ATLL is a valuable model to gain insights into the interplay between host and viral factors in
determining T-cell transformation. HTLV-1-driven transformation is mediated by the viral
protein Tax, a powerful transcriptional activator of viral and cellular genes that controls cell
turnover and increases genetic instability. It is also likely that additional viral and/or cellular
genes contribute to tip the balance between clinically silent infection and progression to
ATLL. Our studies are focused on the understanding the effects of individual gene products
on T-cell turnover and interaction with the microenvironment. Major objectives of our studies
include: i) signal transduction pathways engaged by the Tax oncoprotein; ii) functional
interactions between Tax and p13, a viral protein with tumor suppressor properties; iii) the
role of the adaptive immune response to Tax in the persistence of HTLV-1 infection and
disease progression.
PEL is an aggressive B-cell lymphoma growing within serous body cavities, which are lined
by mesothelia.
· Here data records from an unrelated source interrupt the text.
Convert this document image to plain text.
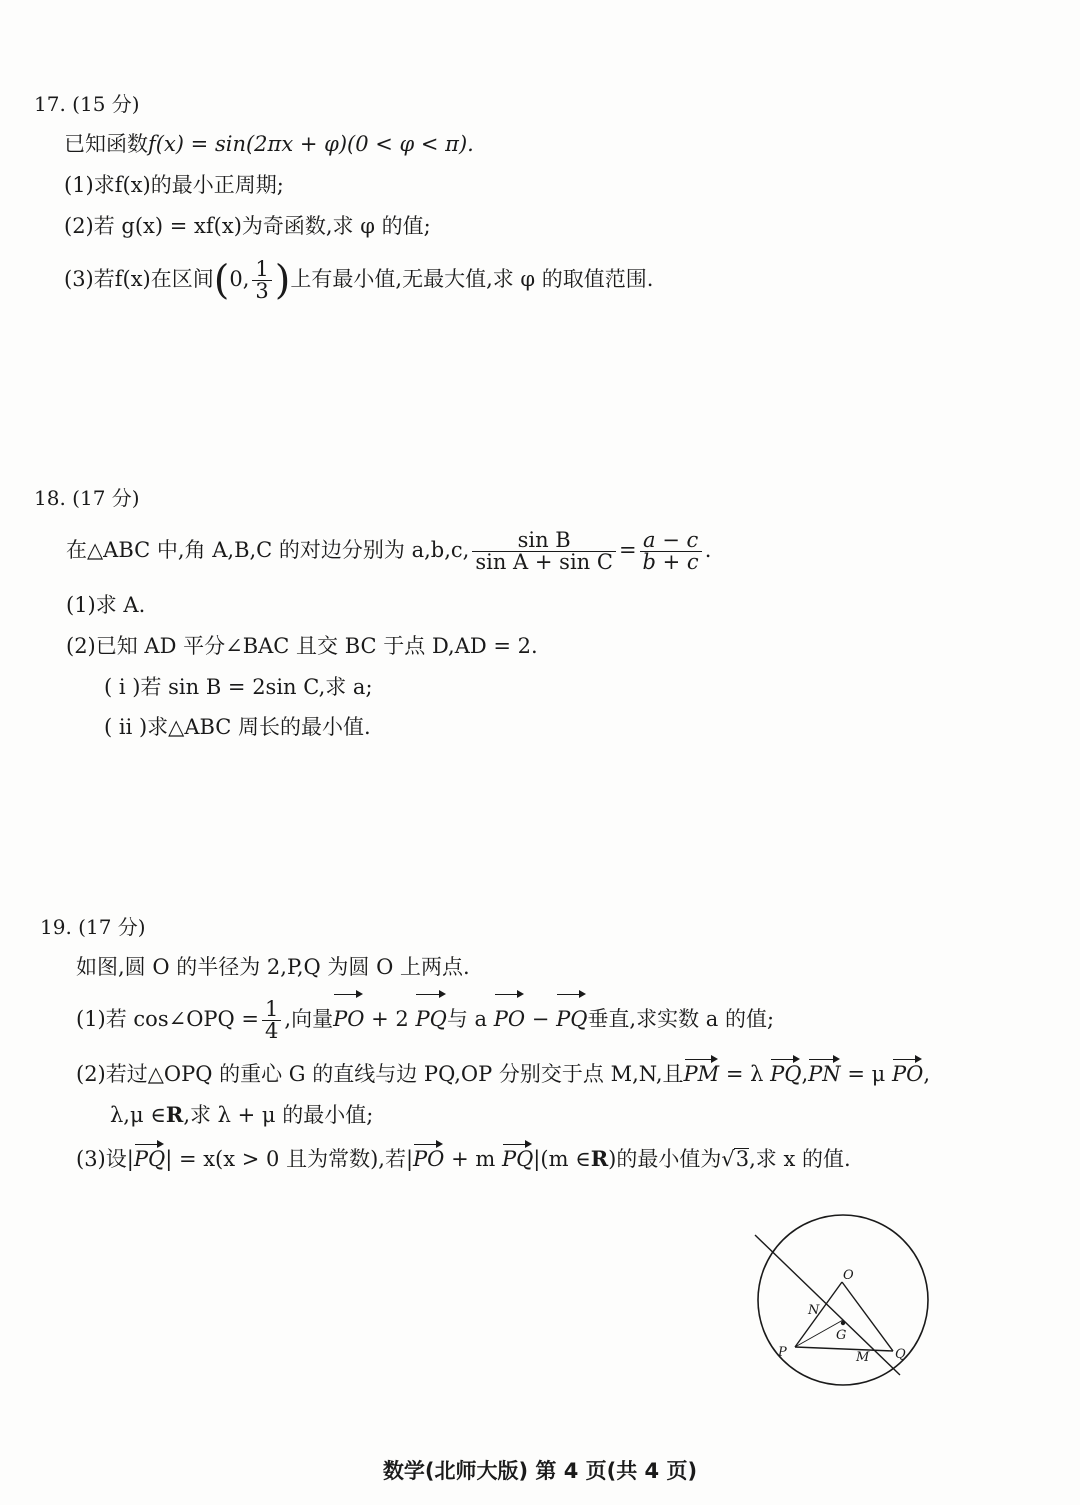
17. (15 分)
已知函数f(x) = sin(2πx + φ)(0 < φ < π).
(1)求f(x)的最小正周期;
(2)若 g(x) = xf(x)为奇函数,求 φ 的值;
(3)若f(x)在区间(0, $\frac{1}{3}$ )上有最小值,无最大值,求 φ 的取值范围.
18. (17 分)
在△ABC 中,角 A,B,C 的对边分别为 a,b,c, $\frac{\text{sin B}}{\text{sin A + sin C}} = \frac{a - c}{b + c}$ .
(1)求 A.
(2)已知 AD 平分∠BAC 且交 BC 于点 D,AD = 2.
( ⅰ )若 sin B = 2sin C,求 a;
( ⅱ )求△ABC 周长的最小值.
19. (17 分)
如图,圆 O 的半径为 2,P,Q 为圆 O 上两点.
(1)若 cos∠OPQ = $\frac{1}{4}$ ,向量PO + 2 PQ与 a PO − PQ垂直,求实数 a 的值;
(2)若过△OPQ 的重心 G 的直线与边 PQ,OP 分别交于点 M,N,且PM = λ PQ,PN = μ PO,
λ,μ ∈R,求 λ + μ 的最小值;
(3)设|PQ| = x(x > 0 且为常数),若|PO + m PQ|(m ∈R)的最小值为√3,求 x 的值.
O
N
G
P	M Q
数学(北师大版) 第 4 页(共 4 页)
To study the cross-talk between tumor cells and the host microenvironment,
we will co-culture PEL cells with mesothelial cells, to analyze i) the contribution of
mesothelial cells to PEL cell proliferation and survival; ii) the role of IFN-induced genes
involved in the in vivo anti-neoplastic activity of this cytokine. In-depth understanding of
interactions between PEL cells and mesothelia may provide new approaches to improve PEL
therapy.
This research program will rely on the consolidate experience of the involved Research
Units in the fields of molecular biology, hematology, immunology as well as on their proven
clinical experience in CLD management. Furthermore, an already existing network among
the participant groups, documented by several papers published together as a by-product of
previous collaborative projects, will improve the sharing and fruitful exchange of scientific
contents and technological platforms.